Using in-cell SHAPE-Seq and simulations to probe structure-function design principles of RNA transcriptional regulators.

Antisense RNA-mediated transcriptional regulators are powerful tools for controlling gene expression and creating synthetic gene networks. RNA transcriptional repressors derived from natural mechanisms called attenuators are particularly versatile, though their mechanistic complexity has made them difficult to engineer. Here we identify a new structure-function design principle for attenuators that enables the forward engineering of new RNA transcriptional repressors. Using in-cell SHAPE-Seq to characterize the structures of attenuator variants within Escherichia coli, we show that attenuator hairpins that facilitate interaction with antisense RNAs require interior loops for proper function. Molecular dynamics simulations of these attenuator variants suggest these interior loops impart structural flexibility. We further observe hairpin flexibility in the cellular structures of natural RNA mechanisms that use antisense RNA interactions to repress translation, confirming earlier results from in vitro studies. Finally, we design new transcriptional attenuators in silico using an interior loop as a structural requirement and show that they function as desired in vivo. This work establishes interior loops as an important structural element for designing synthetic RNA gene regulators. We anticipate that the coupling of experimental measurement of cellular RNA structure and function with computational modeling will enable rapid discovery of structure-function design principles for a diverse array of natural and synthetic RNA regulators.
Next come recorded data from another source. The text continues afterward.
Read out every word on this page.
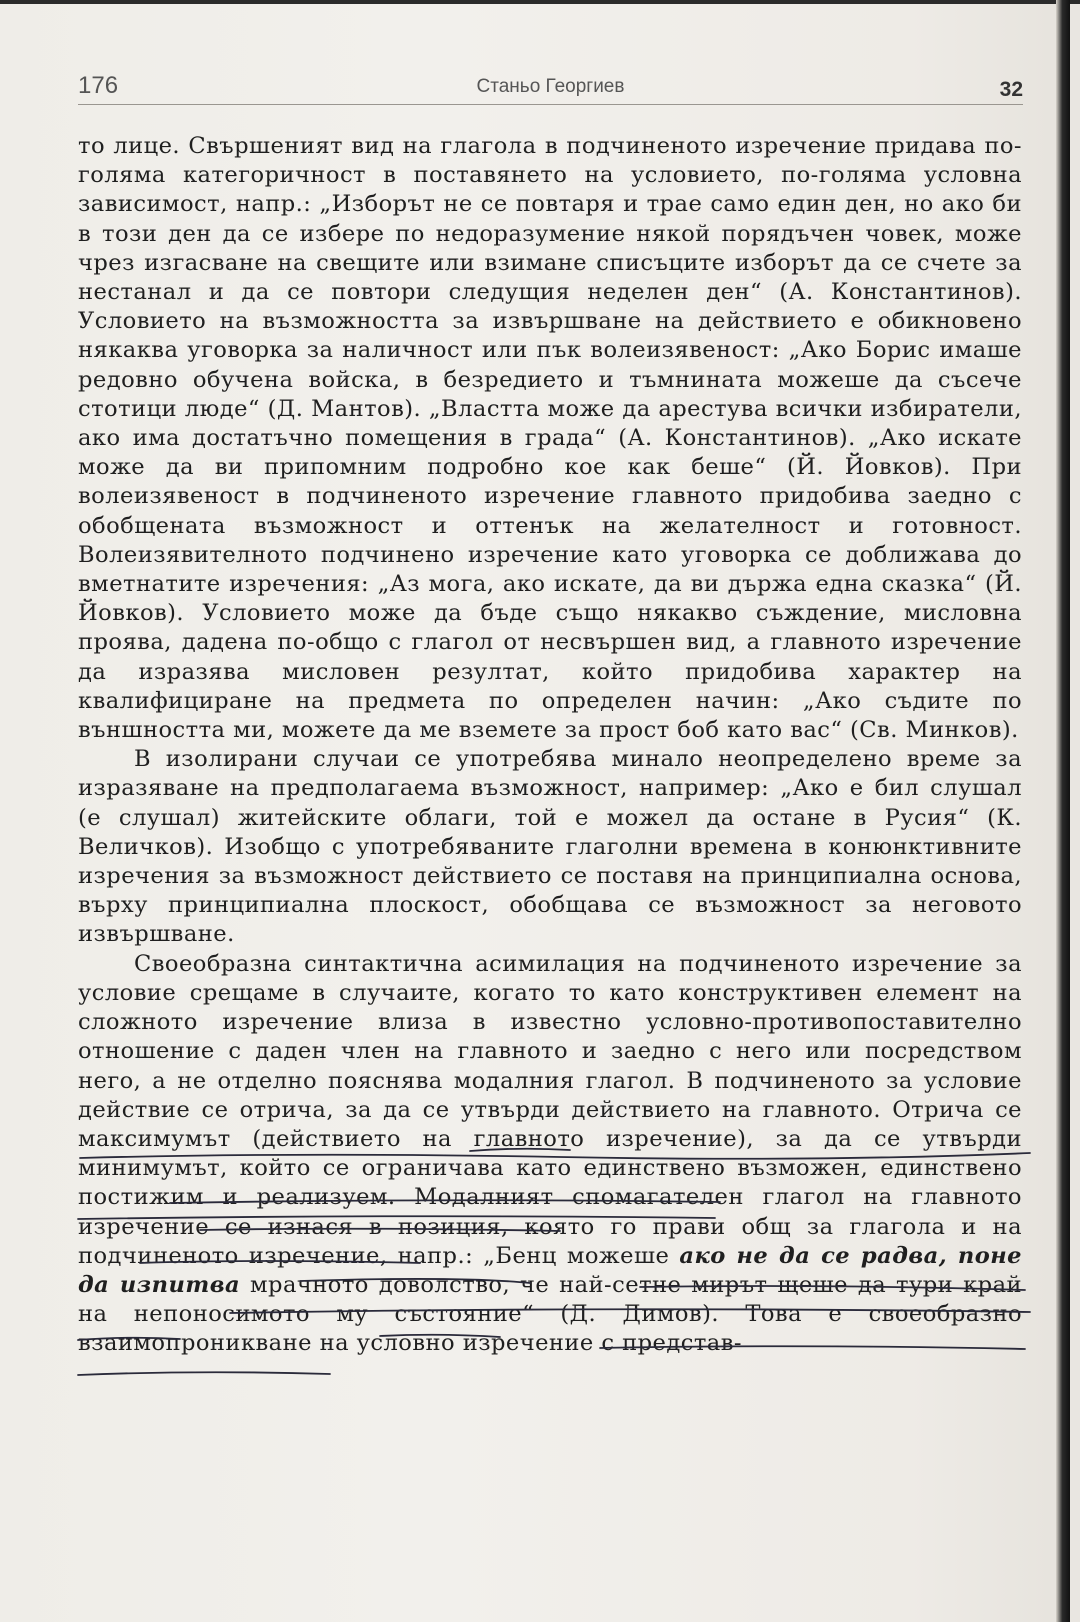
176	Станьо Георгиев	32

то лице. Свършеният вид на глагола в подчиненото изречение придава по-голяма категоричност в поставянето на условието, по-голяма условна зависимост, напр.: „Изборът не се повтаря и трае само един ден, но ако би в този ден да се избере по недоразумение някой порядъчен човек, може чрез изгасване на свещите или взимане списъците изборът да се счете за нестанал и да се повтори следущия неделен ден“ (А. Константинов). Условието на възможността за извършване на действието е обикновено някаква уговорка за наличност или пък волеизявеност: „Ако Борис имаше редовно обучена войска, в безредието и тъмнината можеше да съсече стотици люде“ (Д. Мантов). „Властта може да арестува всички избиратели, ако има достатъчно помещения в града“ (А. Константинов). „Ако искате може да ви припомним подробно кое как беше“ (Й. Йовков). При волеизявеност в подчиненото изречение главното придобива заедно с обобщената възможност и оттенък на желателност и готовност. Волеизявителното подчинено изречение като уговорка се доближава до вметнатите изречения: „Аз мога, ако искате, да ви държа една сказка“ (Й. Йовков). Условието може да бъде също някакво съждение, мисловна проява, дадена по-общо с глагол от несвършен вид, а главното изречение да изразява мисловен резултат, който придобива характер на квалифициране на предмета по определен начин: „Ако съдите по външността ми, можете да ме вземете за прост боб като вас“ (Св. Минков).

В изолирани случаи се употребява минало неопределено време за изразяване на предполагаема възможност, например: „Ако е бил слушал (е слушал) житейските облаги, той е можел да остане в Русия“ (К. Величков). Изобщо с употребяваните глаголни времена в конюнктивните изречения за възможност действието се поставя на принципиална основа, върху принципиална плоскост, обобщава се възможност за неговото извършване.

Своеобразна синтактична асимилация на подчиненото изречение за условие срещаме в случаите, когато то като конструктивен елемент на сложното изречение влиза в известно условно-противопоставително отношение с даден член на главното и заедно с него или посредством него, а не отделно пояснява модалния глагол. В подчиненото за условие действие се отрича, за да се утвърди действието на главното. Отрича се максимумът (действието на главното изречение), за да се утвърди минимумът, който се ограничава като единствено възможен, единствено постижим и реализуем. Модалният спомагателен глагол на главното изречение се изнася в позиция, която го прави общ за глагола и на подчиненото изречение, напр.: „Бенц можеше ако не да се радва, поне да изпитва мрачното доволство, че най-сетне мирът щеше да тури край на непоносимото му състояние“ (Д. Димов). Това е своеобразно взаимопроникване на условно изречение с представ-
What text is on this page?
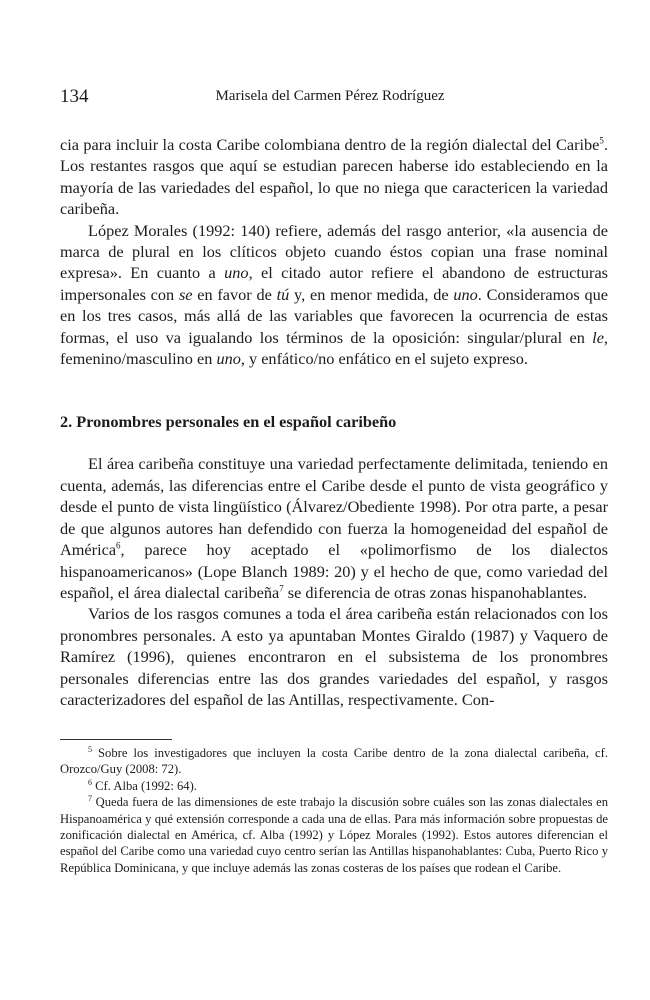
134	Marisela del Carmen Pérez Rodríguez

cia para incluir la costa Caribe colombiana dentro de la región dialectal del Caribe$^5$. Los restantes rasgos que aquí se estudian parecen haberse ido estableciendo en la mayoría de las variedades del español, lo que no niega que caractericen la variedad caribeña.

López Morales (1992: 140) refiere, además del rasgo anterior, «la ausencia de marca de plural en los clíticos objeto cuando éstos copian una frase nominal expresa». En cuanto a uno, el citado autor refiere el abandono de estructuras impersonales con se en favor de tú y, en menor medida, de uno. Consideramos que en los tres casos, más allá de las variables que favorecen la ocurrencia de estas formas, el uso va igualando los términos de la oposición: singular/plural en le, femenino/masculino en uno, y enfático/no enfático en el sujeto expreso.

2. Pronombres personales en el español caribeño

El área caribeña constituye una variedad perfectamente delimitada, teniendo en cuenta, además, las diferencias entre el Caribe desde el punto de vista geográfico y desde el punto de vista lingüístico (Álvarez/Obediente 1998). Por otra parte, a pesar de que algunos autores han defendido con fuerza la homogeneidad del español de América$^6$, parece hoy aceptado el «polimorfismo de los dialectos hispanoamericanos» (Lope Blanch 1989: 20) y el hecho de que, como variedad del español, el área dialectal caribeña$^7$ se diferencia de otras zonas hispanohablantes.

Varios de los rasgos comunes a toda el área caribeña están relacionados con los pronombres personales. A esto ya apuntaban Montes Giraldo (1987) y Vaquero de Ramírez (1996), quienes encontraron en el subsistema de los pronombres personales diferencias entre las dos grandes variedades del español, y rasgos caracterizadores del español de las Antillas, respectivamente. Con-

$^5$ Sobre los investigadores que incluyen la costa Caribe dentro de la zona dialectal caribeña, cf. Orozco/Guy (2008: 72).

$^6$ Cf. Alba (1992: 64).

$^7$ Queda fuera de las dimensiones de este trabajo la discusión sobre cuáles son las zonas dialectales en Hispanoamérica y qué extensión corresponde a cada una de ellas. Para más información sobre propuestas de zonificación dialectal en América, cf. Alba (1992) y López Morales (1992). Estos autores diferencian el español del Caribe como una variedad cuyo centro serían las Antillas hispanohablantes: Cuba, Puerto Rico y República Dominicana, y que incluye además las zonas costeras de los países que rodean el Caribe.
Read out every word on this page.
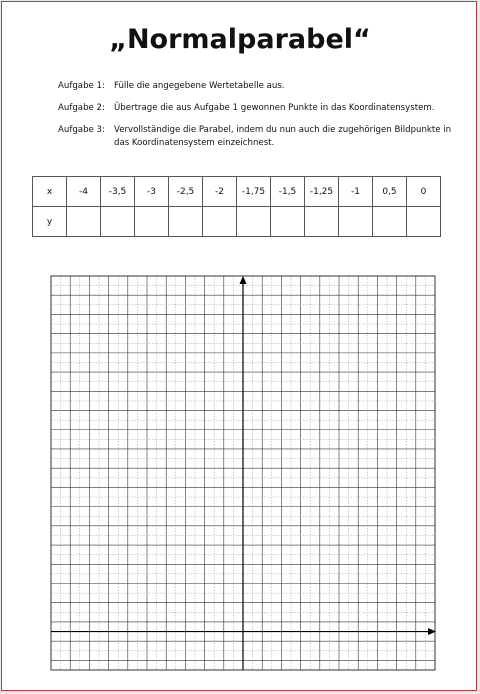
„Normalparabel“
Aufgabe 1: Fülle die angegebene Wertetabelle aus.
Aufgabe 2: Übertrage die aus Aufgabe 1 gewonnen Punkte in das Koordinatensystem.
Aufgabe 3: Vervollständige die Parabel, indem du nun auch die zugehörigen Bildpunkte in das Koordinatensystem einzeichnest.
x	-4	-3,5	-3	-2,5	-2	-1,75	-1,5	-1,25	-1	0,5	0
y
Simultaneous characterization of cellular RNA structure and function with in-cell SHAPE-Seq.

Many non-coding RNAs form structures that interact with cellular machinery to control gene expression. A central goal of molecular and synthetic biology is to uncover design principles linking RNA structure to function to understand and engineer this relationship. Here we report a simple, high-throughput method called in-cell SHAPE-Seq that combines in-cell probing of RNA structure with a measurement of gene expression to simultaneously characterize RNA structure and function in bacterial cells. We use in-cell SHAPE-Seq to study the structure-function relationship of two RNA mechanisms that regulate translation in Escherichia coli. We find that nucleotides that participate in RNA-RNA interactions are highly accessible when their binding partner is absent and that changes in RNA structure due to RNA-RNA interactions can be quantitatively correlated to changes in gene expression. We also characterize the cellular structures of three endogenously expressed non-coding RNAs: 5S rRNA, RNase P and the btuB riboswitch. Finally, a comparison between in-cell and in vitro folded RNA structures revealed remarkable similarities for synthetic RNAs, but significant differences for RNAs that participate in complex cellular interactions. Thus, in-cell SHAPE-Seq represents an easily approachable tool for biologists and engineers to uncover relationships between sequence, structure and function of RNAs in the cell.